Chegamos em Exu? Perguntei ao cobrador. Sim, senhora – ouvi em resposta.

Um emaranhado de botecos e casas adornava o entorno da estrada demonstrando que ali estava a cidade. A garoa fina persistia enquanto eu olhava para a Serra do Araripe e enrolava a procurar o telefone da pousada.

Antes de conhecer a cidade, um banho e um almoço bem servido. O Sol já castigava quando logo acima de um portão azul, uma placa com os dizeres “Bem-vindo ao Museu do Gonzagão – Exu – PE” fez com que eu sentisse um intenso arrepio.
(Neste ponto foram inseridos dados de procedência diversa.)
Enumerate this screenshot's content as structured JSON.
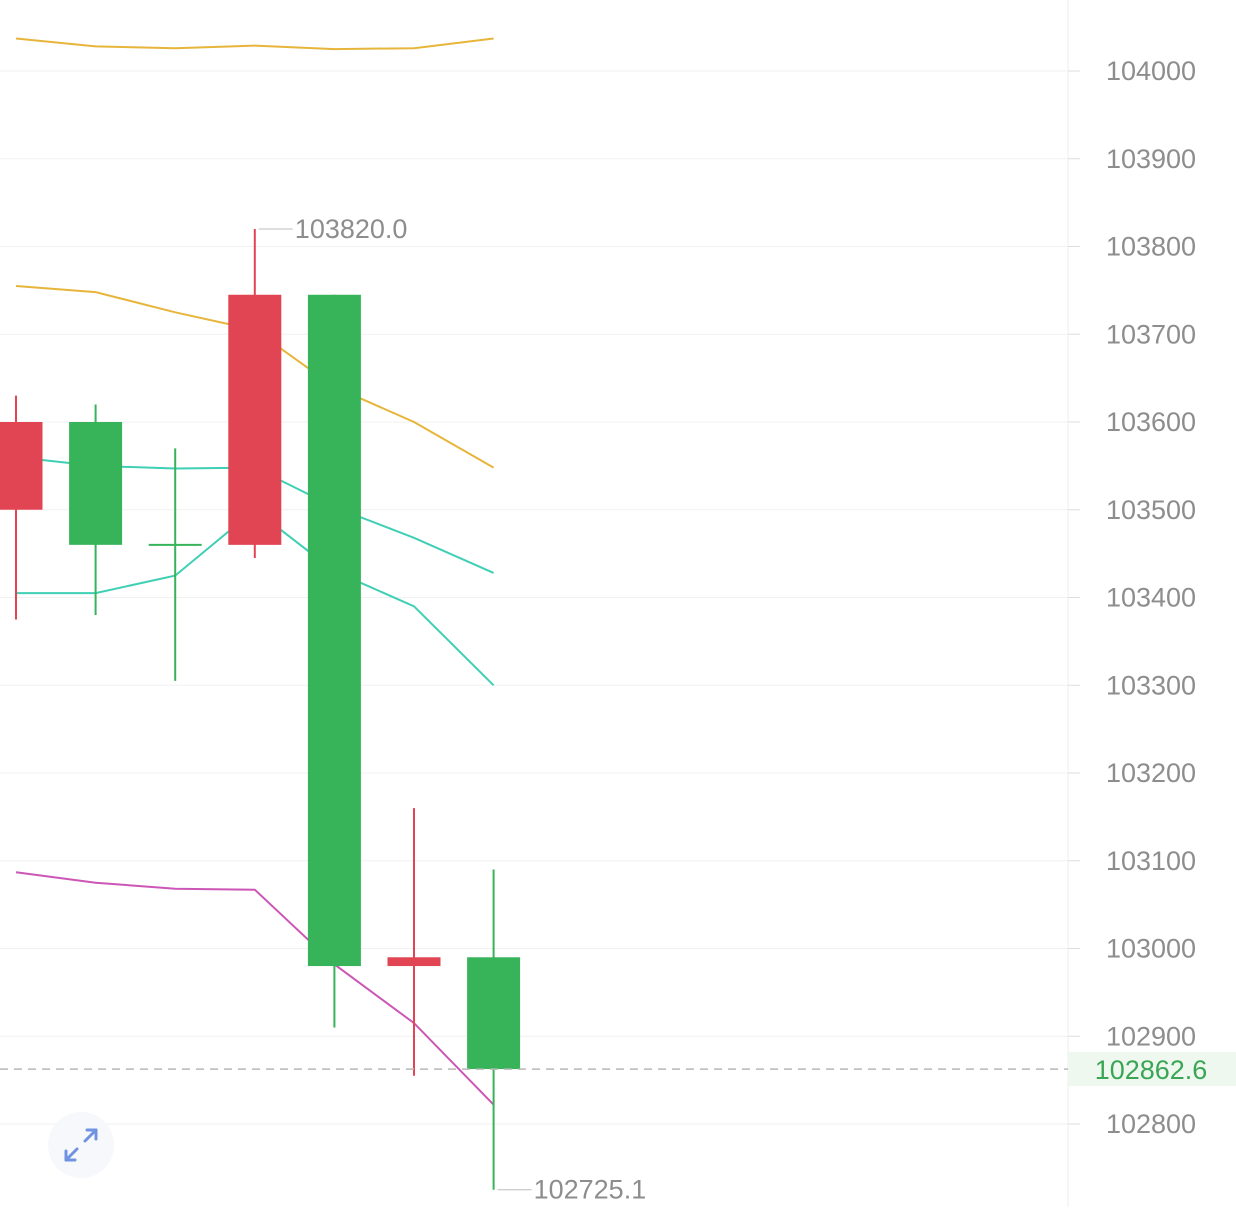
{
  "chart_data": {
    "type": "candlestick",
    "title": "",
    "ylim": [
      102700,
      104080
    ],
    "y_ticks": [
      "104000",
      "103900",
      "103800",
      "103700",
      "103600",
      "103500",
      "103400",
      "103300",
      "103200",
      "103100",
      "103000",
      "102900",
      "102800"
    ],
    "current_price": {
      "label": "102862.6",
      "value": 102862.6
    },
    "max_marker": {
      "label": "103820.0",
      "value": 103820.0
    },
    "min_marker": {
      "label": "102725.1",
      "value": 102725.1
    },
    "candles": [
      {
        "open": 103500,
        "close": 103600,
        "high": 103630,
        "low": 103375
      },
      {
        "open": 103600,
        "close": 103460,
        "high": 103620,
        "low": 103380
      },
      {
        "open": 103460,
        "close": 103460,
        "high": 103570,
        "low": 103305
      },
      {
        "open": 103460,
        "close": 103745,
        "high": 103820,
        "low": 103445
      },
      {
        "open": 103745,
        "close": 102980,
        "high": 103745,
        "low": 102910
      },
      {
        "open": 102980,
        "close": 102990,
        "high": 103160,
        "low": 102855
      },
      {
        "open": 102990,
        "close": 102862.6,
        "high": 103090,
        "low": 102725.1
      }
    ],
    "series": [
      {
        "color": "#e6b53a",
        "values": [
          104037,
          104028,
          104026,
          104029,
          104025,
          104026,
          104037
        ]
      },
      {
        "color": "#e6b53a",
        "values": [
          103755,
          103748,
          103725,
          103705,
          103640,
          103600,
          103548
        ]
      },
      {
        "color": "#3fcfb4",
        "values": [
          103560,
          103550,
          103547,
          103548,
          103503,
          103468,
          103428
        ]
      },
      {
        "color": "#3fcfb4",
        "values": [
          103405,
          103405,
          103425,
          103500,
          103430,
          103390,
          103300
        ]
      },
      {
        "color": "#cc56b6",
        "values": [
          103087,
          103075,
          103068,
          103067,
          102982,
          102915,
          102822
        ]
      }
    ],
    "colors": {
      "up": "#37b35a",
      "down": "#e14452",
      "grid": "#f1f1f1",
      "axis_text": "#8d8d8d",
      "price_line": "#b8b8b8",
      "price_label": "#3aa655",
      "price_label_bg": "#eef8ef",
      "marker_text": "#8d8d8d"
    }
  },
  "icons": {
    "expand": "expand-arrows-icon"
  }
}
Nesse momento do texto, preciso dar alguns passos para trás para tentar explicar minha emoção. Luiz Gonzaga faz parte da minha vida ‘antes mesmo que eu me entendesse por gente’. É com saudade e orgulho que lembro de minha avó cantarolando alguns sucessos, se emocionando em meio a lembranças e me ensinando a história desse ‘cabôco’ que marcou a história dela e, com o tempo, a minha também.

“Minha vida é andar por esse País” (Foto: Caio Alves)
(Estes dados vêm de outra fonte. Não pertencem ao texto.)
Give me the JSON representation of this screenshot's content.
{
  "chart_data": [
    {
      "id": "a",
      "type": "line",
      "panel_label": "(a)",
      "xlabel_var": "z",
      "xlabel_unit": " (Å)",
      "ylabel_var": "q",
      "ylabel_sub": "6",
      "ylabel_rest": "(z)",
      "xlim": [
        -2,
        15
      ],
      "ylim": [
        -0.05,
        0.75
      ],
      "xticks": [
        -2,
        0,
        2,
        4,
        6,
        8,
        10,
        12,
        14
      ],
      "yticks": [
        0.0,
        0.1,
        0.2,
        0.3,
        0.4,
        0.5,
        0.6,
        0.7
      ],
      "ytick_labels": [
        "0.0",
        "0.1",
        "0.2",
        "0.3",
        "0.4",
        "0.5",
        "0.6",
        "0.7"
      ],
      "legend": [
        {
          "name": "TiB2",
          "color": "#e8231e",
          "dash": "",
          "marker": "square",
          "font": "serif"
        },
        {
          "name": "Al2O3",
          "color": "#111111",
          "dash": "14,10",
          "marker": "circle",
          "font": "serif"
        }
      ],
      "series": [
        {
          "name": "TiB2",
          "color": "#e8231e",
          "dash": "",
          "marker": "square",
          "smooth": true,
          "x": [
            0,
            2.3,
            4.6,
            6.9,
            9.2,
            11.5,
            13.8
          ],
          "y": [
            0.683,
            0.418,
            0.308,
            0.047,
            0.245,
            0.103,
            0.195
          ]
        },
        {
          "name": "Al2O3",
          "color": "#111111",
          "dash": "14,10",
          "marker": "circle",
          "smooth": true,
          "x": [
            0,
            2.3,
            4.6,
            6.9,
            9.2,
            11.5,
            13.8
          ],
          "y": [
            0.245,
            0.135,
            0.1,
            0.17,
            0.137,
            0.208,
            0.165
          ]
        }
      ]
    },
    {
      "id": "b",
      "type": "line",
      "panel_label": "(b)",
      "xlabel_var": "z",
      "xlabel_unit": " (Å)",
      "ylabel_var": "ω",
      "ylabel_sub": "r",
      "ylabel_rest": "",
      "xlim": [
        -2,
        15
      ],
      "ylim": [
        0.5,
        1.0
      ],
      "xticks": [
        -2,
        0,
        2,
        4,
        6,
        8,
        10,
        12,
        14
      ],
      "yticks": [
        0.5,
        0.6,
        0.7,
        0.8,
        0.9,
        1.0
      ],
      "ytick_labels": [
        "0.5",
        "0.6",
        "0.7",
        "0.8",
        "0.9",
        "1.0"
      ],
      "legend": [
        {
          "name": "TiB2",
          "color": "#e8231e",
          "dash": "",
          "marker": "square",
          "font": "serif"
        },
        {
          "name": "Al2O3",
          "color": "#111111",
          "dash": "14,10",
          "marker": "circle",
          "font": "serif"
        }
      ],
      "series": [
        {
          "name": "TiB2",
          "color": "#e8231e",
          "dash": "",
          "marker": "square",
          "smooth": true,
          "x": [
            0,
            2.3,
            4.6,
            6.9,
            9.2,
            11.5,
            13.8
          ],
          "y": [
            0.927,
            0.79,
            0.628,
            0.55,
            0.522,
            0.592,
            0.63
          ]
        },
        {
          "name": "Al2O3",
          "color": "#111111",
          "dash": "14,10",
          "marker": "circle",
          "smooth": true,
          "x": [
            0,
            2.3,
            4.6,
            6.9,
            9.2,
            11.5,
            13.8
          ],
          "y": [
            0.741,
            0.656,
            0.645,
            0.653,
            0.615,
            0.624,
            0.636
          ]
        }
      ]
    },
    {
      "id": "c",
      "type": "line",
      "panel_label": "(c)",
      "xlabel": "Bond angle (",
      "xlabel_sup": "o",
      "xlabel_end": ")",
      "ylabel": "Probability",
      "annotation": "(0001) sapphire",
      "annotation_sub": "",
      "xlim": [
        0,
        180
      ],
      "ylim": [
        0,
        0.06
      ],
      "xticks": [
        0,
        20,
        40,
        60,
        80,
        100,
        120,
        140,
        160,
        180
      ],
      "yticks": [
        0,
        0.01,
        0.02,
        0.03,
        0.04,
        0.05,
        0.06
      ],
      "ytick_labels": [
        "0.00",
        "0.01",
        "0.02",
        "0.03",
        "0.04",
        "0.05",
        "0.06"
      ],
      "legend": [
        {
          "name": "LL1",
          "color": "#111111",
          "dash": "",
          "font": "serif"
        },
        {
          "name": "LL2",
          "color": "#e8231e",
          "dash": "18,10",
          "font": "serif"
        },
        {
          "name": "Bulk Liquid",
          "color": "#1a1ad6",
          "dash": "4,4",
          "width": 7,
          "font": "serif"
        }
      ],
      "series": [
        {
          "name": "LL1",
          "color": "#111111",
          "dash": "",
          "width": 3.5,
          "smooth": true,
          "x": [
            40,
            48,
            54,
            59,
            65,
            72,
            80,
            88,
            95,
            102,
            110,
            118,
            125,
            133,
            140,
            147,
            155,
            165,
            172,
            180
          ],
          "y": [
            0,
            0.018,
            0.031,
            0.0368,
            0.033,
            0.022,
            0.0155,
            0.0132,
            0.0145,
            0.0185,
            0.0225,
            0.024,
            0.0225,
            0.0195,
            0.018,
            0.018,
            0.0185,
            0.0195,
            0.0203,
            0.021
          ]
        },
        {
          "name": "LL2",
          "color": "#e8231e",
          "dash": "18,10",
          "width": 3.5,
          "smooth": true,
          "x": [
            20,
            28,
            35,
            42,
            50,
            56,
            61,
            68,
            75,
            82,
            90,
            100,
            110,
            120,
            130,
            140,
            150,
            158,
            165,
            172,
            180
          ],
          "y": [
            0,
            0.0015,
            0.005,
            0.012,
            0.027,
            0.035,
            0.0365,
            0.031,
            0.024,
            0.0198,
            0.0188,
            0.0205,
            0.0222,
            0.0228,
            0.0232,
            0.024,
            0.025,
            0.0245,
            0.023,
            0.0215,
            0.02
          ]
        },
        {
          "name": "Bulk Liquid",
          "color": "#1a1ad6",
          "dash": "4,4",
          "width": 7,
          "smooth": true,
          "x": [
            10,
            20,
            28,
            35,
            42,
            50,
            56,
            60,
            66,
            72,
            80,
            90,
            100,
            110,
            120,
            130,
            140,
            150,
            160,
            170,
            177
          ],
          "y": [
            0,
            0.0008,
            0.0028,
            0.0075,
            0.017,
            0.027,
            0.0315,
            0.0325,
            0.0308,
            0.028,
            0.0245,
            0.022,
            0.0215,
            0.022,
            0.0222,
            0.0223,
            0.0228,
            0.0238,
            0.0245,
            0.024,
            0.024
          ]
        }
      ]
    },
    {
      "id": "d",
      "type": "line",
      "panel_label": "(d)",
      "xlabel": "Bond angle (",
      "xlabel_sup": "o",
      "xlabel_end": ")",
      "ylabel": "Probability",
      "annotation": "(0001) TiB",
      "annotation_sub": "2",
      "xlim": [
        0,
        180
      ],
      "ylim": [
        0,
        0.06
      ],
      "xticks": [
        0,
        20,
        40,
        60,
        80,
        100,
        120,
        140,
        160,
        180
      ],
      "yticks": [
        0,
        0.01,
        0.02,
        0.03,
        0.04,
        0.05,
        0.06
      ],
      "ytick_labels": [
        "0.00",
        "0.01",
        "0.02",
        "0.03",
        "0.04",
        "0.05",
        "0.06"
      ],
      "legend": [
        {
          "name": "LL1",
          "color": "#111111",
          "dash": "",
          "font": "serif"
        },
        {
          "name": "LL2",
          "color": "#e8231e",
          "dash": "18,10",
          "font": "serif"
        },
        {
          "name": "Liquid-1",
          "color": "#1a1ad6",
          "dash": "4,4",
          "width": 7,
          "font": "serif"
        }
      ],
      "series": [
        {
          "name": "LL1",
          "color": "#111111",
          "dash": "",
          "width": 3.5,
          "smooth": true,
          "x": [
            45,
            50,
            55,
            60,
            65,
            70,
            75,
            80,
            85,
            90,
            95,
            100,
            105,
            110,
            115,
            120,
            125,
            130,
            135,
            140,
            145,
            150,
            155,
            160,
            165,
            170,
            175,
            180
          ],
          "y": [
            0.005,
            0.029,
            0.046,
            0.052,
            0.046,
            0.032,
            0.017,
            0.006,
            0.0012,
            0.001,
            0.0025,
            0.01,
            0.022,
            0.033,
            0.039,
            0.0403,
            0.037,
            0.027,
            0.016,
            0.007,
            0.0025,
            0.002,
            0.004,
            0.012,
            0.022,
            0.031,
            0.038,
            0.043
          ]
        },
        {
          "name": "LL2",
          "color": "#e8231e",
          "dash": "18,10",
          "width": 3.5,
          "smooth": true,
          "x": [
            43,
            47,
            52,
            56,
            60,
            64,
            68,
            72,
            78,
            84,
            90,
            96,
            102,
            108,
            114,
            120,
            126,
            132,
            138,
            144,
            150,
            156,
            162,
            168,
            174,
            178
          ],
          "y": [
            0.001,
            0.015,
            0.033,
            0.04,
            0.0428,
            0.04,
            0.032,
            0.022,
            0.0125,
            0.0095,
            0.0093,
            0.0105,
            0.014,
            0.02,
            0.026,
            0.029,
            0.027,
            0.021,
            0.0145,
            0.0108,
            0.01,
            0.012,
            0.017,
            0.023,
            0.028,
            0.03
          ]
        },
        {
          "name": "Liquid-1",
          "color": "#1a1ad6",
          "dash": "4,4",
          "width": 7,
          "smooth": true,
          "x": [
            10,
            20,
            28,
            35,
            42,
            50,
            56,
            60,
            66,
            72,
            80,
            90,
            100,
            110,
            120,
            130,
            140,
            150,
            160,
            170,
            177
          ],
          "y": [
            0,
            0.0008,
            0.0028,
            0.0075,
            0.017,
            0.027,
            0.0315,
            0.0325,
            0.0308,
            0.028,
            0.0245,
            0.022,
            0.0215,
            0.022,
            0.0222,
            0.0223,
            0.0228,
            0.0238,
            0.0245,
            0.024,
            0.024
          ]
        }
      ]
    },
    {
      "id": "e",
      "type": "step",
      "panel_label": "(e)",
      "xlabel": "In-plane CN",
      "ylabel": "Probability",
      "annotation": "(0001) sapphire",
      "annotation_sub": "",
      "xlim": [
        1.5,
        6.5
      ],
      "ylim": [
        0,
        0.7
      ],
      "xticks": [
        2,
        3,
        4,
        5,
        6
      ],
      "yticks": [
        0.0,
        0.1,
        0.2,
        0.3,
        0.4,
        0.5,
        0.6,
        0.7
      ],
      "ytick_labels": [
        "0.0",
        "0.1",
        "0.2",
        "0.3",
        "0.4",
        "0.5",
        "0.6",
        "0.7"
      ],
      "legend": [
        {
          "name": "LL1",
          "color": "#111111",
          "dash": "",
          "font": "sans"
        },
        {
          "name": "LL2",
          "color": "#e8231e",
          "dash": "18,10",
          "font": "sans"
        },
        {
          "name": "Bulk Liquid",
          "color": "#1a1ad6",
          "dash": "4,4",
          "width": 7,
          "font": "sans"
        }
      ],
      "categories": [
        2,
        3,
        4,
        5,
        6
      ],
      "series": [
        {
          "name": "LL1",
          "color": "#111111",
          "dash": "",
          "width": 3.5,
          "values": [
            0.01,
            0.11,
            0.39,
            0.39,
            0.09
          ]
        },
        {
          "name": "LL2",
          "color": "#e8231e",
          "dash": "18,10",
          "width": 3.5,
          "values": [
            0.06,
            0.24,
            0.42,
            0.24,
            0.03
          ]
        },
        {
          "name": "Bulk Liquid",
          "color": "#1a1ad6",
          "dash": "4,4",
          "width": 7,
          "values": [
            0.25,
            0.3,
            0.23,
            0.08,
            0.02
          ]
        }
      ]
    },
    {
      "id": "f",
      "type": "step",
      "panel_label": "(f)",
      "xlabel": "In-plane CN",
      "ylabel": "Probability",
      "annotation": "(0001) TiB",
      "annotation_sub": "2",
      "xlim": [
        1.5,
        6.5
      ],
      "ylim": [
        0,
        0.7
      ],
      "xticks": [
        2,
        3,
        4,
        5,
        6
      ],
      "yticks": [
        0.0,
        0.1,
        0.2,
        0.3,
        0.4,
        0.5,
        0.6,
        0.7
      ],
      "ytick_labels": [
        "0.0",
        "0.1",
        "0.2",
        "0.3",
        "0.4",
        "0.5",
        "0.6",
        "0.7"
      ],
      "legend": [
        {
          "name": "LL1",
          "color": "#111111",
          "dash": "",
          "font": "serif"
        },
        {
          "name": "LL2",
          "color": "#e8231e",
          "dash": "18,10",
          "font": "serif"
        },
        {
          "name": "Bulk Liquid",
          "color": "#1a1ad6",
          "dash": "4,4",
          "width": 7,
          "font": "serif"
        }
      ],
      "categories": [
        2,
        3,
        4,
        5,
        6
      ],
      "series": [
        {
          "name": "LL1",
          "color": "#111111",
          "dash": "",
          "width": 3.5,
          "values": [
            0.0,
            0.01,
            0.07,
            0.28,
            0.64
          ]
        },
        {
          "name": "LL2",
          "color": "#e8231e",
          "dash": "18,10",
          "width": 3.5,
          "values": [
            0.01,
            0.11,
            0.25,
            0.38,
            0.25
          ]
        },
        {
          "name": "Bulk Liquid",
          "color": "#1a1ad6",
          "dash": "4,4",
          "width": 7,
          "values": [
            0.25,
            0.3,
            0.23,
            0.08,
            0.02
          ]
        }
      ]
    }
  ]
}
Luiz Gonzaga também embalou muitas lágrimas minhas quando minha avó, que sempre gostou muito de viajar, estendia sua passagem por alguns lugares e eu ficava em casa caçando um jeito de enganar a saudade. Apesar de muito significativas, não só de histórias relacionadas à minha avó vive minha admiração pelo Rei do Baião. Grande músico, contador de histórias e compositor, é, na minha visão, um dos melhores músicos do nosso País.

Agora, voltando ao Museu…

“Todo tempo quanto houver pra mim é pouco / Pra dançar com meu benzinho numa sala de reboco” (Foto: Caio Alves)

Gonzagão construiu e morou no local. Ao passar pelo portão, é possível sentir a presença dele lá, como se a qualquer momento ele aparecesse com um sorriso largo no rosto, vestidos com roupas simples e frescas, sem esquecer, da chinela de couro.
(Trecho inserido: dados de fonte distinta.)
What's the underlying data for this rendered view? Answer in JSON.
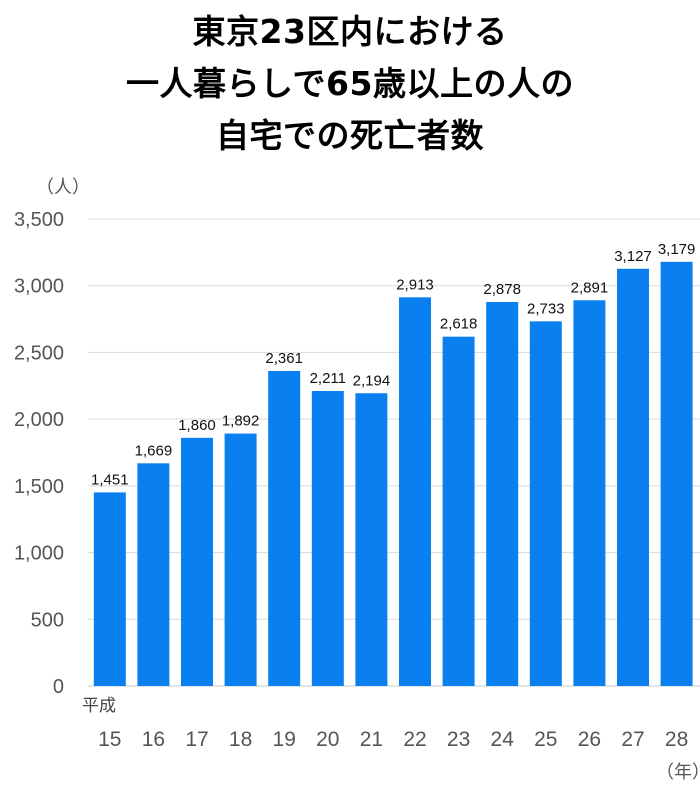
{
  "title_lines": [
    "東京23区内における",
    "一人暮らしで65歳以上の人の",
    "自宅での死亡者数"
  ],
  "chart_data": {
    "type": "bar",
    "title": "東京23区内における一人暮らしで65歳以上の人の自宅での死亡者数",
    "y_unit_label": "（人）",
    "x_unit_label": "（年）",
    "x_era_label": "平成",
    "categories": [
      "15",
      "16",
      "17",
      "18",
      "19",
      "20",
      "21",
      "22",
      "23",
      "24",
      "25",
      "26",
      "27",
      "28"
    ],
    "values": [
      1451,
      1669,
      1860,
      1892,
      2361,
      2211,
      2194,
      2913,
      2618,
      2878,
      2733,
      2891,
      3127,
      3179
    ],
    "value_labels": [
      "1,451",
      "1,669",
      "1,860",
      "1,892",
      "2,361",
      "2,211",
      "2,194",
      "2,913",
      "2,618",
      "2,878",
      "2,733",
      "2,891",
      "3,127",
      "3,179"
    ],
    "ylim": [
      0,
      3500
    ],
    "yticks": [
      0,
      500,
      1000,
      1500,
      2000,
      2500,
      3000,
      3500
    ],
    "ytick_labels": [
      "0",
      "500",
      "1,000",
      "1,500",
      "2,000",
      "2,500",
      "3,000",
      "3,500"
    ],
    "grid": true,
    "bar_color": "#0a80f0",
    "grid_color": "#d9d9d9"
  }
}
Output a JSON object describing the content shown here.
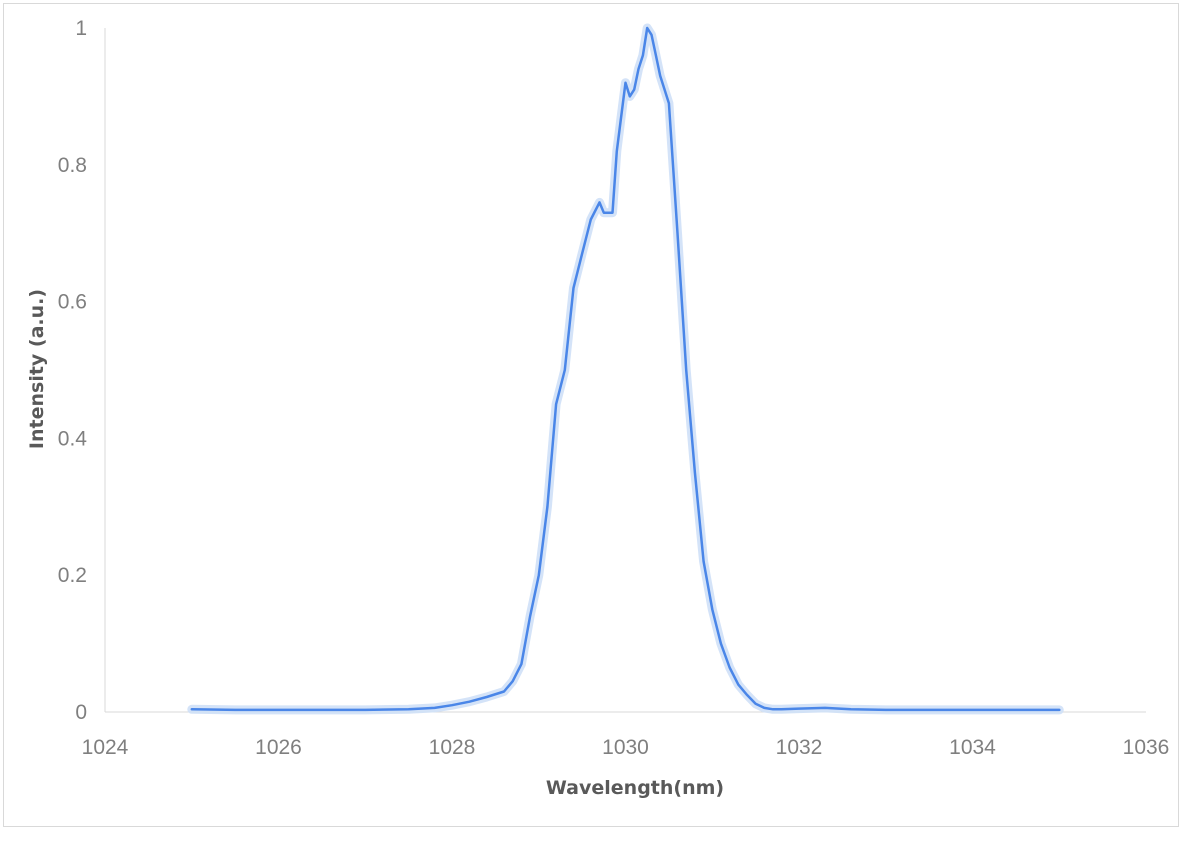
{
  "chart_data": {
    "type": "line",
    "title": "",
    "xlabel": "Wavelength(nm)",
    "ylabel": "Intensity (a.u.)",
    "xlim": [
      1024,
      1036
    ],
    "ylim": [
      0,
      1
    ],
    "x_ticks": [
      "1024",
      "1026",
      "1028",
      "1030",
      "1032",
      "1034",
      "1036"
    ],
    "y_ticks": [
      "0",
      "0.2",
      "0.4",
      "0.6",
      "0.8",
      "1"
    ],
    "grid": false,
    "legend": "none",
    "line_color": "#4a86e8",
    "halo_color": "#cfe0f7",
    "axis_color": "#d9d9d9",
    "series": [
      {
        "x": [
          1025.0,
          1025.5,
          1026.0,
          1026.5,
          1027.0,
          1027.5,
          1027.8,
          1028.0,
          1028.2,
          1028.4,
          1028.6,
          1028.7,
          1028.8,
          1028.9,
          1029.0,
          1029.1,
          1029.2,
          1029.3,
          1029.4,
          1029.5,
          1029.6,
          1029.7,
          1029.75,
          1029.85,
          1029.9,
          1030.0,
          1030.05,
          1030.1,
          1030.15,
          1030.2,
          1030.25,
          1030.3,
          1030.35,
          1030.4,
          1030.5,
          1030.6,
          1030.7,
          1030.8,
          1030.9,
          1031.0,
          1031.1,
          1031.2,
          1031.3,
          1031.4,
          1031.5,
          1031.6,
          1031.7,
          1031.8,
          1032.0,
          1032.3,
          1032.6,
          1033.0,
          1033.5,
          1034.0,
          1034.5,
          1035.0
        ],
        "y": [
          0.004,
          0.003,
          0.003,
          0.003,
          0.003,
          0.004,
          0.006,
          0.01,
          0.015,
          0.022,
          0.03,
          0.045,
          0.07,
          0.14,
          0.2,
          0.3,
          0.45,
          0.5,
          0.62,
          0.67,
          0.72,
          0.745,
          0.73,
          0.73,
          0.82,
          0.92,
          0.9,
          0.91,
          0.94,
          0.96,
          1.0,
          0.99,
          0.96,
          0.93,
          0.89,
          0.7,
          0.5,
          0.35,
          0.22,
          0.15,
          0.1,
          0.065,
          0.04,
          0.025,
          0.012,
          0.006,
          0.004,
          0.004,
          0.005,
          0.006,
          0.004,
          0.003,
          0.003,
          0.003,
          0.003,
          0.003
        ]
      }
    ]
  }
}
Várias placas com fotos e frases adornam a caminhada pelo Parque da Aza Branca. Até mesmo, uma casa de reboco está no local para mostrar aos viajantes a construção típica nordestina tantas vezes citada pelo Rei.

No chão, perto de um Juazeiro, cada bloco carrega o nome de uma música e, “Karolina com K” não foi esquecida. Praticamente intacta, a casa de Seu Januário, pai de Gonzaga, está aberta aos visitantes e guarda fotos e um altar para Padre Ciço, entre outros objetos.

“Toda tarde à tua sombra / Conversava ela e eu” (Foto: Caio Alves)

O mausoléu da família completou a primeira parte do passeio, que foi interrompido pela sede e pelo calor. Depois da pausa, era hora de ver uma construção de muros brancos com detalhes em azul. Apesar de fechada, uma placa na porta indicava que ali é a pousada que leva o nome da mãe do Mestre, Santana. O local foi construído para que amigos e cantores pudessem ir a Exu.

Logo ao lado, uma casa espaçosa com um jardim cercado em frente chama a atenção. No viveiro, um casal de Asa Branca não deixa dúvidas de que ali é a casa do Rei. Placas, troféus, fotos e propagandas adornam sala, cozinha e o quarto. Até mesmo um calendário de uma marca de cigarro com o rosto de Gonzaga estampado continua na parede.

“E quando chego na cancela da morada, minha Rosinha vem correndo me abraçar” (Foto: Caio Alves)

Gonzaga, apesar de mito e maior representante do Nordeste, não esqueceu suas raízes, não se envaideceu. Estar em sua casa, foi uma honra e uma experiência inesquecível.

Para selar a visita, a última parada foi o museu em si. Na porta, como um cartão de visitas, uma sanfona branca ( a “Sanfona do Povo”) está ao lado do chapéu de couro e do gibão. De fotos a recortes de jornais, passando por roupas e muitos prêmios, discos e até mesmo a famosa sanfona de oito baixos de Januário estão preservados.

Três paredes estão repletas de documentos de cidades que reconheciam Luiz como cidadão local. Homenagens de fãs, curiosidades e um som ambiente inconfundível completam o espaço.

O Museu do Gonzagão é parada obrigatória para aqueles que respeitam e reconhecem a força do brasileiro. Sem contar, que Exu é uma cidade charmosa e agradável.

“Adeus Pernambuco, a saudade é de matar. Adeus Pernambuco, tô maluco pra voltar” (Foto: Caio Alves)

[Obrigada Caio Alves e Manú Mascarenhas pela companhia na realização desse sonho.]